In this example, the code begins by obtaining the principal, or caller, for the current thread by using the Thread::CurrentPrincipal property. Notice that you must set the principal policy with the MyDomain->SetPrincipalPolicy() method before you can use this property, or some information will be missing.

As the code shows, some information is directly accessible from the WindowsPrincipal object. This information includes the caller's identification (name, in the case of a user) and the method used to authenticate the caller.

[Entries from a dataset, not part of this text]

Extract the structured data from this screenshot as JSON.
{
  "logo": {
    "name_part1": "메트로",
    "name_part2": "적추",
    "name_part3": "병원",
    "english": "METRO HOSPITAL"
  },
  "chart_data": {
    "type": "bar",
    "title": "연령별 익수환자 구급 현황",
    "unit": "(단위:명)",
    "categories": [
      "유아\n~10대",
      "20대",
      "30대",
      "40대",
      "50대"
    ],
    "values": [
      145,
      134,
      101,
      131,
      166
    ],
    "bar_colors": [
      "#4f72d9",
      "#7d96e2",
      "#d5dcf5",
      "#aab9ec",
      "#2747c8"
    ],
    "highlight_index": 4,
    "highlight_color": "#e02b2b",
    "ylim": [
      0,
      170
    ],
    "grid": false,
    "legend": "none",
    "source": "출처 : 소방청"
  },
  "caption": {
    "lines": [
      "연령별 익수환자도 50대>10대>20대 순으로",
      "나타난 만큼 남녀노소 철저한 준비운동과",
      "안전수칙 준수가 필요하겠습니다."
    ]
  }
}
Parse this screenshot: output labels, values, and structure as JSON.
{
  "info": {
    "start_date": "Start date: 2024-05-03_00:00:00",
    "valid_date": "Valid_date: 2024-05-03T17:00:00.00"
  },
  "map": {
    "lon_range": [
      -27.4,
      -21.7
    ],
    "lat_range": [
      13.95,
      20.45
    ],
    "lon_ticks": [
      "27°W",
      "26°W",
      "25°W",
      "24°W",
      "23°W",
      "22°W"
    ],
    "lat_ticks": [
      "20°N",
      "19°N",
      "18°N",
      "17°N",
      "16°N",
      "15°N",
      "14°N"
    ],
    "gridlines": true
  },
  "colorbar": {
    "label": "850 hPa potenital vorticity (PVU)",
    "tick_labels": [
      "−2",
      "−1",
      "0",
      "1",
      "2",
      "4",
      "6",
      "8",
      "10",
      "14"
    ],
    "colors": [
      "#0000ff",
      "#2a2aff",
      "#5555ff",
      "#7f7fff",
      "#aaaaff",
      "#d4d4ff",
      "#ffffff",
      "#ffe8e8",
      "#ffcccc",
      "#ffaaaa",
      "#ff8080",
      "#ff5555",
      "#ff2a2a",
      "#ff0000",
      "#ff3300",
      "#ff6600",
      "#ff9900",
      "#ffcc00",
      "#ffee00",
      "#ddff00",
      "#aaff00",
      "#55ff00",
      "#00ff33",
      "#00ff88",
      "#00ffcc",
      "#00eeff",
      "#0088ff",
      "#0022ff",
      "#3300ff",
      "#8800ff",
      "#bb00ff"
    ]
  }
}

The example retrieves role-based security information for the caller (which is going to be you) for all of the built-in roles listed in the WindowsBuiltInRole enumeration. Normally, you'd want to find out just one or two roles, but the example goes a little farther. The code begins by adding the role name to a StringBuilder object. It then adds one of the values: True, False, or Unknown. If you're part of the current role, then the code adds True to that name in the StringBuilder object. Likewise, if you don't belong to the role, then the code adds False. The code adds unknown when the MyPrincipal->IsInRole() method generates a relative identifier (RID) error. The role might not exist on your machine (you might have disabled it), so the status of this role is unknown.

You can check for a caller's role using the IsInRole() method in a number of ways. The easiest method to use, when working with built-in roles, is the WindowsBuiltInRole enumeration: IsInRole(WindowsBuiltInRole::User). When you check for a custom role, using a string works best: IsInRole("MyCustomRole"). Avoid using the third technique, whereby you supply a RID in integer form, as this method is error-prone at best.